Commentators have used a lot of ink discussing the tense of the words ‘whatever you bind on earth shall be bound in heaven, and whatever you loose on earth shall be loosed in heaven.” My understanding of this is that Jesus said that Heaven’s decision stands with the church, but we must remember that the binding and loosing authority is God’s first, not ours. In other words, Heaven doesn’t conform to the church’s decisions on earth. The church conforms to the authority of Heaven. That is the source of the church’s authority.
The authority of the church has often been abused, on the local level in power struggles and favoritism. This abuse has also occurred when the church has gotten wrapped up in worldly power and politics. However, the church has real authority and responsibility to use with humility and wisdom for the sake of a disciplined church that is growing in grace and purity for God’s glory.

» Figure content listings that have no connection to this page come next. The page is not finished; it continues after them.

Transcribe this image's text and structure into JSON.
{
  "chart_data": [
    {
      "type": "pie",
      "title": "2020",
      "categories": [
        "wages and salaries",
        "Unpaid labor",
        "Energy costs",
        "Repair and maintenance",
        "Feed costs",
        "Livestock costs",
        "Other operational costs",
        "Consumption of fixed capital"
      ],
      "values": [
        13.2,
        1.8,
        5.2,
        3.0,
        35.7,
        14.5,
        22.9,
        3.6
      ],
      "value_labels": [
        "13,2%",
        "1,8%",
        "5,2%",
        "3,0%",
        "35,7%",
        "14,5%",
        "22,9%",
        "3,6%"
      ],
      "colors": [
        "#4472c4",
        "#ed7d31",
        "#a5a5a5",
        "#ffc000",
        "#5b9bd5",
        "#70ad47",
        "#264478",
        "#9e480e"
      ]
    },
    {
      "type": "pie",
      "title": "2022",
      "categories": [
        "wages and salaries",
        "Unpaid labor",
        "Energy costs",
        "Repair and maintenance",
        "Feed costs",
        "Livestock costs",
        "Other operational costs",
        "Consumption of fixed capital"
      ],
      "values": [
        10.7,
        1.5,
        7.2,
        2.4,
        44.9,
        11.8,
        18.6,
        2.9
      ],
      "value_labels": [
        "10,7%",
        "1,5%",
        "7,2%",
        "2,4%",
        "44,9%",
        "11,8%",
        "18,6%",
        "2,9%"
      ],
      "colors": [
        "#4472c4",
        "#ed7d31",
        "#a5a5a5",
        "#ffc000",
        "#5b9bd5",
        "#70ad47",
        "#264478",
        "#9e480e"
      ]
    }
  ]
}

The parable of the wicked servant is a chilling reminder that God will not be mocked. If a person confesses that they believe the Gospel and continue on a self-centered way, they betray that they have not been saved by God. True conversion results in new life. We are not saved by what we do, but our salvation produces fruit. One of the evidences of that grace of God is a love for the people of God.
When we regularly see Christ presented before us, we will remember the immensity of God’s love, mercy and grace. This astonishing generosity of God seen in the Gospel will put everything else in perspective. There is no better way for my church and I to grow in love, grace and witness than to be constantly confronted by our crucified, risen Lord.